High School Sports

Former Columbus High star ready for shot at Olympic trials

Megan Clark set an ACC record in the pole vault at the 2016 Duke Invitational on April 23, 2016. She cleared 4.63 meters (15-feet, 2 1/4 inches).
Megan Clark set an ACC record in the pole vault at the 2016 Duke Invitational on April 23, 2016. She cleared 4.63 meters (15-feet, 2 1/4 inches). Duke Photography

The Columbus area may have some Olympic ties once the track and field portion of the 2016 Summer Games get going in Rio de Janeiro next month.

Megan Clark, a 2012 graduate of Columbus High School and graduate of Duke University this past spring, is one of the favorites in the upcoming Olympic trials in track and field. She will compete on Friday at Hayward Field on the University of Oregon campus in Eugene in the pole vault.

“Columbus High really prepared me for my transition to Duke,” Clark said. “It’s a very challenging school, and the curriculum helped me prepare for that. The track program at Columbus is really flexible, too. They actually allowed my mom to coach me as well as a couple of other vaulters at Columbus. They were very welcoming and flexible, so I could continue to train at a high level.”

Like many others in Columbus, the Army brought her to the area via her father being stationed at Fort Benning. The transition into Columbus was easier than most, according to Clark.

“I went to three different high schools, but before I moved to Columbus, I was already on the competitive cheer team there,” she said. “Being able to come to school and have a group of friends already and be on a team and be a part of the community was a really big deal for me.”

Clark has already had a highly decorated career in the sport. She set a Georgia High School Association Class 3A record her senior year at Columbus in 2012 with a 12-foot, 2-inch vault. This past fall, the Duke University senior added an Atlantic Coast Conference record to her collection with a vault just over 15 feet, 2 inches, the third-best mark in NCAA outdoor track and field history. She was also named the ACC Women’s Field Performer of the Year.

Clark says that the training is quite rigorous for the sport.

“It’s so much work,” she said. “We do Olympic lifting three hours a week, we sprint two to three times a week, and we vault two or three times a week. We spend all fall doing endurance training and a longer distance sprint just to build the base there. It takes a lot of coordination, a lot of upper body strength, and a lot of Kinesthetic awareness, so we spend a lot of time also doing gymnastics and things other than the vault itself.”

Besides the physical aspect of vaulting, the timing and technical aspect of planting the pole at the right time to maximize the height of the vault is something that takes years and repetition to achieve.

“I’m still learning how to do that,” Clark said with a laugh. “It’s absolutely experience. I’ve been vaulting for eight years now, so I learned a lot along the way and technically, I’ve made a lot of progress. It gets easier as you go. Some of the best vaulters in the world are in their 30s because it’s very technical; it takes a lot of practice and a lot of skill.”

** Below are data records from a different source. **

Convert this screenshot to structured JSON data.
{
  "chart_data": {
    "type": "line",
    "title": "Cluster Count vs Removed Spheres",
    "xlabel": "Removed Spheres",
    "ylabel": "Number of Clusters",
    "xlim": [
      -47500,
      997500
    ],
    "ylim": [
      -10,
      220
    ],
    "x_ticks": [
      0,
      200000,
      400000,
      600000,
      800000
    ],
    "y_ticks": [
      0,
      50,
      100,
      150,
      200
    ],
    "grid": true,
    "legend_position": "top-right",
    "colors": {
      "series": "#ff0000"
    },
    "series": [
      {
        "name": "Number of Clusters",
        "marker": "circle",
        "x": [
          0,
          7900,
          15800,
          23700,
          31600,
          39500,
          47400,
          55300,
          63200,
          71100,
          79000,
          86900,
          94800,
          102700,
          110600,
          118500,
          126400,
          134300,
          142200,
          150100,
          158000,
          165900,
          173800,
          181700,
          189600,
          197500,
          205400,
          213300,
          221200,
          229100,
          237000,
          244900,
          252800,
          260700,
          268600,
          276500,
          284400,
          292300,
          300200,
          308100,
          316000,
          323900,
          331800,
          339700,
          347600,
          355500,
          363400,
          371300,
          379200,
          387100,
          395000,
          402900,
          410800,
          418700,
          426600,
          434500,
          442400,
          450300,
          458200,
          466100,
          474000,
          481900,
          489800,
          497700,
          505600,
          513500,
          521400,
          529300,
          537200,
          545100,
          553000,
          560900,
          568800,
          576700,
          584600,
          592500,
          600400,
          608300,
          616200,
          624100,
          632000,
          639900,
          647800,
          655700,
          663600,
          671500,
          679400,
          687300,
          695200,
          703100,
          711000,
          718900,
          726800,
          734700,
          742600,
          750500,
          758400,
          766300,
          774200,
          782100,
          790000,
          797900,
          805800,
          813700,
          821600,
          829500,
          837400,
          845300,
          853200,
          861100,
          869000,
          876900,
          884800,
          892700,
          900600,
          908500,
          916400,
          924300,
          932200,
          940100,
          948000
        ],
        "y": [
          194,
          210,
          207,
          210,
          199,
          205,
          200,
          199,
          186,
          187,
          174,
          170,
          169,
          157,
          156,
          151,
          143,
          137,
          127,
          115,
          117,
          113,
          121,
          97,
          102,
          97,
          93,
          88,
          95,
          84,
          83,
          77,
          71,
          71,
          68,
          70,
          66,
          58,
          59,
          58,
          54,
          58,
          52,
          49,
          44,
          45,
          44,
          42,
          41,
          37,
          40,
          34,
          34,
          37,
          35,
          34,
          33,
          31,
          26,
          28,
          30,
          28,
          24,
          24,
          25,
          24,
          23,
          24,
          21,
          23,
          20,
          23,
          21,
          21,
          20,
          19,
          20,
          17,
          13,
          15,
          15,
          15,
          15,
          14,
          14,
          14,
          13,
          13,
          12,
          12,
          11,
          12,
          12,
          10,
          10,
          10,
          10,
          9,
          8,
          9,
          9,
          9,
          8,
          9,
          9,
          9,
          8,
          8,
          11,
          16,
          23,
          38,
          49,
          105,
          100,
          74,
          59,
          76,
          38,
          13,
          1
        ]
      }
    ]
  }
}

After graduation from Duke, Clark has had time to focus for what will prove to be a whirlwind summer. After the Olympic trials in Oregon, she will head to El Salvador for the North American, Central American and Caribbean outdoor track and field championships.

“This is one of the few big meets where I have three weeks of training before,” Clark said. “It’s been really great just taking the time and focusing on just training and not having to compete every weekend. I’ve done a lot of mental training with our sports psychologist, and I think I’m ready.”

Her biggest supporters of all, her brother and parents, will be by her side as she gets ready to qualify for a spot on the big stage in Rio next month.

“My parents actually live in the U.K. right now, so it’s been very different with them for the past two weeks, but they’re doing everything they can to be there,” Clark said. “My brother’s going to the Olympic trials, since he’s interning in Seattle right now, so Team Clark is very much in support of it. They’re very excited about it. It’ll be a pretty exciting summer.”